Her Campus Logo Her Campus Logo
Wellness > Sex + Relationships

Why is Dating in the 21st Century Really Hard?

This article is written by a student writer from the Her Campus at TAMU chapter.

In some ways, our culture values quantity over quality. This phenomenon has tainted the 21st Century dating pool. Though I almost expected the quantity over quality mentality from college men trying to have “the best four years of their lives,” it caught me off guard when it came to dating older men (like post graduate men in their 20s and 30s who live in their own apartment and wake up at 6AM for work every morning). 

In college, time and time again, I watched events transpire that looked like genuine interest and possibly the potential of a relationship turn sour and spoil like milk. More often than not, boys didn’t actually want to get to know me, they wanted to get laid. 

I thought it was my fault boys didn’t take me seriously. Maybe my shirts were a little too low cut. Maybe bars are not environments conducive to meeting my next boyfriend. Any area I felt that I could shoulder the blame for my inability to find a boyfriend, I did. So, I cleaned up my Instagram, purged my closet of the immodest clothes that haunted my freshman and sophomore years of college, and got off of the dating apps. Yet, nothing changed, I still had boys hitting me up at 2AM to come over, yet never received messages during daylight hours to plan a date. 

Some signs were more obvious than others. Over time, I became less naïve and more readily able to leave situations where boys wanted to waste my time, which is hard to do as a young woman today. Male attention is a powerful currency. But attention does not always equal positive intentions. 

After turning 21, I began to expand my dating pool beyond college boys, and painstakingly found that dating men in the real world is not that dissimilar from trying to date boys in college. The line of people looking for one night stands or casual sex is abundant, but the line of people looking for relationships is almost nonexistent. 

Even after following all the rules I set in place to weed out people standing in the former line such as “don’t agree to Netflix and Chill, make them take you on a real date,” I still find myself on dates where it is painfully obvious that these men are only looking for one thing (hint: it’s not a relationship). 

I’m really at a loss for what to do here. If you find yourself in this situation I don’t think it is necessarily your fault. We have just evolved into a culture where we find new people to sleep with the same way we order food to our doorsteps. We are overloaded with choice. Why sleep with one girl when you can sleep with them all (or at least keep your options open instead of committing to one person)? Men are no longer in a rush to get married. It’s not just about having “the best four years of your life” in college, but also “the best decade of your life” in your 20s. The women looking for real connections are simply casualties of this mentality. 
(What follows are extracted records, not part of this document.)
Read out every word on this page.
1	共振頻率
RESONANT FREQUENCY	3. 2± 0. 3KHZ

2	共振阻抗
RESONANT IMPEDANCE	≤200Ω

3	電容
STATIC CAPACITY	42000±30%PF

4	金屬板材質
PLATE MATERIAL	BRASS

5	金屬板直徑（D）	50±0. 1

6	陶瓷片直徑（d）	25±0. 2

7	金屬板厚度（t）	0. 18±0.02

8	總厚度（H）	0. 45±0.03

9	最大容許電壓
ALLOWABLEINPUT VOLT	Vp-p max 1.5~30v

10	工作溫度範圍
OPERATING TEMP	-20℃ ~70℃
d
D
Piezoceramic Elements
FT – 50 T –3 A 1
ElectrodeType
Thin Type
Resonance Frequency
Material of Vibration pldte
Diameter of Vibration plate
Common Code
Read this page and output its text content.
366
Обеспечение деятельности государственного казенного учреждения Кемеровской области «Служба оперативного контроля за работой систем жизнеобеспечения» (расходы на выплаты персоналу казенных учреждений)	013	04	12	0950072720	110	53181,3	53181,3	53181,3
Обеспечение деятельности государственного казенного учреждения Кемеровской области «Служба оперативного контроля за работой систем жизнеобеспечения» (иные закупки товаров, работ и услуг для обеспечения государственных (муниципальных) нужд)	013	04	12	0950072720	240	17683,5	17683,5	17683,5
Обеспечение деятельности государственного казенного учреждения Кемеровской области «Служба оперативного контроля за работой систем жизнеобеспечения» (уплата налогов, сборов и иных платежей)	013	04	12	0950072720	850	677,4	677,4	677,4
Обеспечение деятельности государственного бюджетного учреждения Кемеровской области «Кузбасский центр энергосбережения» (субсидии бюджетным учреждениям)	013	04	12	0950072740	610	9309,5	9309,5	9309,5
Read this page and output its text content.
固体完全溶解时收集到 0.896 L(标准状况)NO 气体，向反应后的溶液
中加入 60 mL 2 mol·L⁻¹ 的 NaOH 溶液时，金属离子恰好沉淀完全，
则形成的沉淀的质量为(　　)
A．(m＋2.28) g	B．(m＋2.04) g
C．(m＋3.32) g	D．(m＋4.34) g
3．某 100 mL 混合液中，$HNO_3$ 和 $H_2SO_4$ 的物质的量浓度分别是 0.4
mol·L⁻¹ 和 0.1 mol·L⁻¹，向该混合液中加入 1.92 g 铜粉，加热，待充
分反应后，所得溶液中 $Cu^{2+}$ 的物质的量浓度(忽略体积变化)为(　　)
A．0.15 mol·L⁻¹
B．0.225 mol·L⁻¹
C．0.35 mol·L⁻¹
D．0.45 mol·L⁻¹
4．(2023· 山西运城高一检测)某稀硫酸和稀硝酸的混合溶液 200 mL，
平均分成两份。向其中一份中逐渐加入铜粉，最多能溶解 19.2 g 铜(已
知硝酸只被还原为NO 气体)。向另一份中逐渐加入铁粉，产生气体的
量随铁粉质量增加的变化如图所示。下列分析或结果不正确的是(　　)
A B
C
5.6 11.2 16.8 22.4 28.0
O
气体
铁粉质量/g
We are women, not blow up dolls. We are not of the transactional nature. We are not for sale or for purchase or for men to use. Our intimacy cannot be bought with numbers on a credit card, one expensive dinner, a handful of compliments, a pearl necklace, or a free shot in a college bar – I think most of us want more than this. We are all worth more than this.    

It really sucks that we have to wade through heaps and heaps of trash to find someone who is interested in us with our clothes on. This phenomenon is felt far and wide from anonymous platforms to comedians to podcast hosts to bloggers. It starts to feel like something is wrong with you, but I don’t think you can take people’s failure to value you personally. 

The feeling we have as women to mean something to someone, to be loved and valued isn’t wrong. No matter how hard you try to ignore this inherent feeling, you will eventually feel it. Lowering our standards because our culture isn’t meeting our expectations is not the solution. Stop trying to turn your booty call into your boyfriend. Don’t forget the beauty of trying and putting yourself out there. Be patient. Let people mean something to you. Care more. When has rushing into sex that you were unsure about ever really kept anyone? 

Maybe the Christians were onto something with the whole abstinence until marriage thing. You don’t have to wait until marriage, but maybe you should wait until someone’s intentions are clear. You shouldn’t do anything that would make you feel used or like you lost a piece of yourself if your situation simply turns into a memory instead of a relationship. I think that can only be achieved when you know someone truly cares about you.